Louie's focus on architectural lighting can be seen in a series of seven retail stores he recently completed in Terminal 3 at Phoenix's Sky Harbor International Airport. In several of the stores he used Translite track lighting with MR-16 lamps as accents. In the newsstand, News Travels Fast, there are MR-16s cantilevered on rods in front of the magazines to draw attention to the covers. For Incredibly Arizona, a souvenir shop with a Southwestern theme, Louie opted for monopoints, or pendants, from Translite in San Carlos, CA. These use MR-16 lamps and have 6"-diameter copper stars attached to them, with the brightness of the lamps creating the effect of stars in the sky. Louie also used recessed ambient lights by RSA in Chatsworth, CA, and recessed low-voltage cans to help highlight the product. Other sources include PAR-38s and GE HIR lamps.
"My goal in lighting these stores is to relate the lighting to the product and emphasize it successfully," Louie says. "I want the lighting to contribute to how people feel in the space without having them be aware of it. I also design the lighting to draw attention to the back of the store, as well as create interest from the outside." One of the signatures of Louie's lighting style is a clean look that strives to eliminate chaos.
For a new flower shop called Cactus Flowers, Louie imagines what the space should look like as he searches for possible lighting solutions. "You have to define the purpose of the lighting," he points out, "as every space is not the same. Each one has its own interpretation." For this project, like the others, Louie will work with the client throughout the design process, often showing them mock-ups and a look at possible choices in the demo room and lab at his Scottsdale office.
At LDI98 in Phoenix, Louie will share his personal vision in a full-day course on the basics of architectural lighting design. His curriculum covers such topics as lighting as an integral part of architecture and interior design, the effect lighting has on vision, human physiology and comfort level, and the basic measurement of light. He will also discuss various light sources and their perceived colors, and review lighting technologies typically used in architectural projects, from low-voltage to fiber optics. Aimed at architects and interior designers as well as lighting designers, Louie's course offers 0.7 CEU credits for ASID, IDC, and IIDA members.
"I am both a technical and artistic person," Louie insists. "For me, lighting is the best combination of expression in terms of art, and it lets me use the more mathematical side of my brain." He attributes some of his success to innate skills such as imagination, and acknowledges what he learned at his father's side. "Motion pictures taught me a lot, but you have to have some basic qualities, like a painter or a photographer, such as a sense of color and a feeling for putting things together. Some of this you can't always learn."

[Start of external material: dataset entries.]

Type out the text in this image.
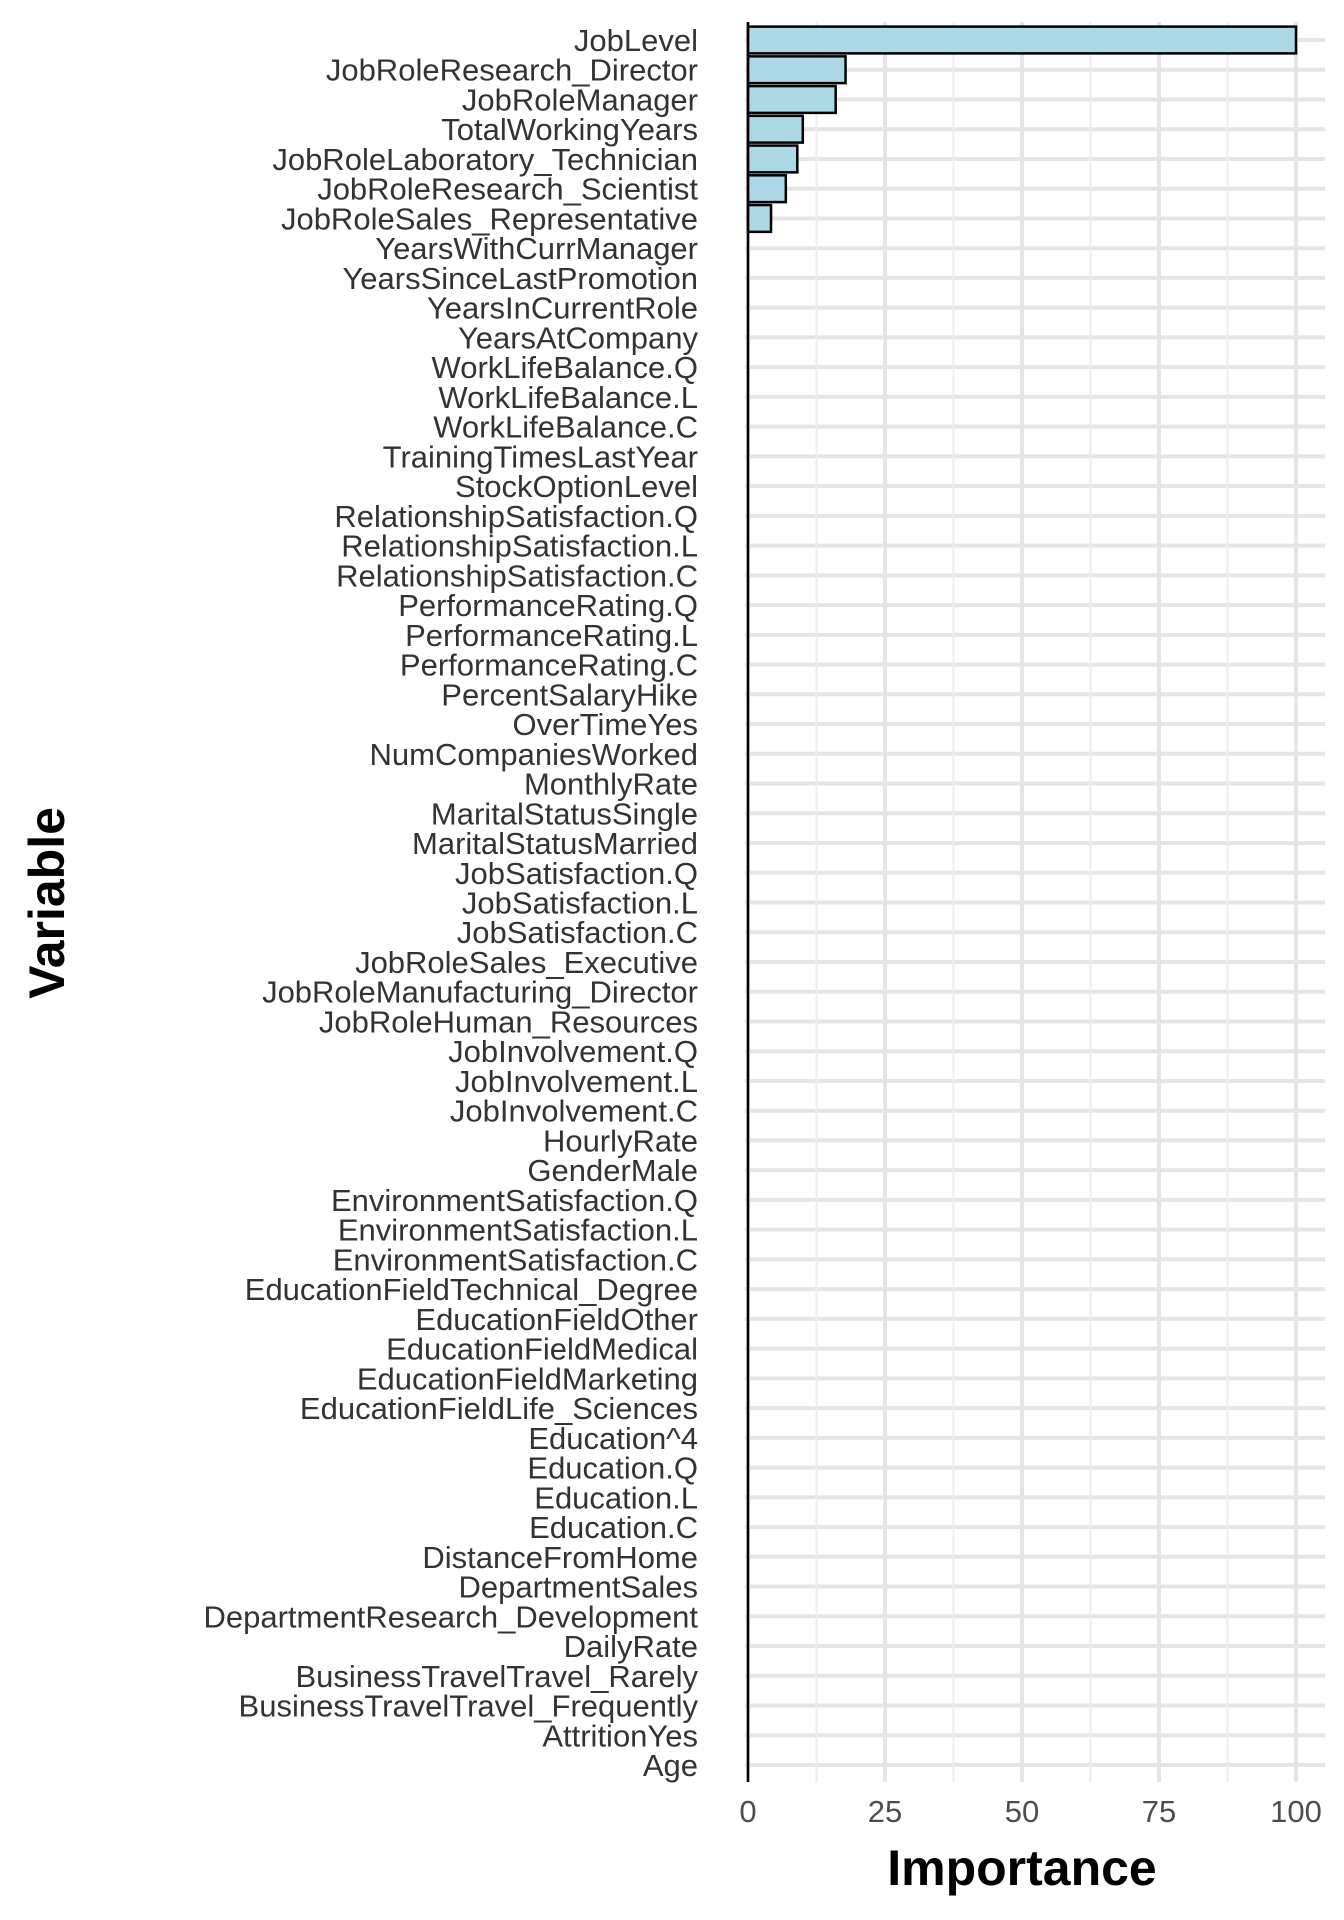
JobLevel
JobRoleResearch_Director
JobRoleManager
TotalWorkingYears
JobRoleLaboratory_Technician
JobRoleResearch_Scientist
JobRoleSales_Representative
YearsWithCurrManager
YearsSinceLastPromotion
YearsInCurrentRole
YearsAtCompany
WorkLifeBalance.Q
WorkLifeBalance.L
WorkLifeBalance.C
TrainingTimesLastYear
StockOptionLevel
RelationshipSatisfaction.Q
RelationshipSatisfaction.L
RelationshipSatisfaction.C
PerformanceRating.Q
PerformanceRating.L
PerformanceRating.C
PercentSalaryHike
OverTimeYes
NumCompaniesWorked
MonthlyRate
MaritalStatusSingle
MaritalStatusMarried
JobSatisfaction.Q
JobSatisfaction.L
JobSatisfaction.C
JobRoleSales_Executive
JobRoleManufacturing_Director
JobRoleHuman_Resources
JobInvolvement.Q
JobInvolvement.L
JobInvolvement.C
HourlyRate
GenderMale
EnvironmentSatisfaction.Q
EnvironmentSatisfaction.L
EnvironmentSatisfaction.C
EducationFieldTechnical_Degree
EducationFieldOther
EducationFieldMedical
EducationFieldMarketing
EducationFieldLife_Sciences
Education^4
Education.Q
Education.L
Education.C
DistanceFromHome
DepartmentSales
DepartmentResearch_Development
DailyRate
BusinessTravelTravel_Rarely
BusinessTravelTravel_Frequently
AttritionYes
Age
0	25	50	75	100
Importance
Variable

Looking back at his early years in movie lighting, Louie admits that this period gave him the opportunity to "study light through experience. Movies are fast-paced with thousands of different sets: That gave me the chance to achieve a different end result every few hours." Looking at light as the camera sees it, Louie learned early on about contrast ratios and comfort levels. "What the camera sees as a problem right away might just make the human eye nervous," he notes. But with the grandeur of Southwestern sunsets for inspiration, Louie is more likely to soothe the eye with his illumination.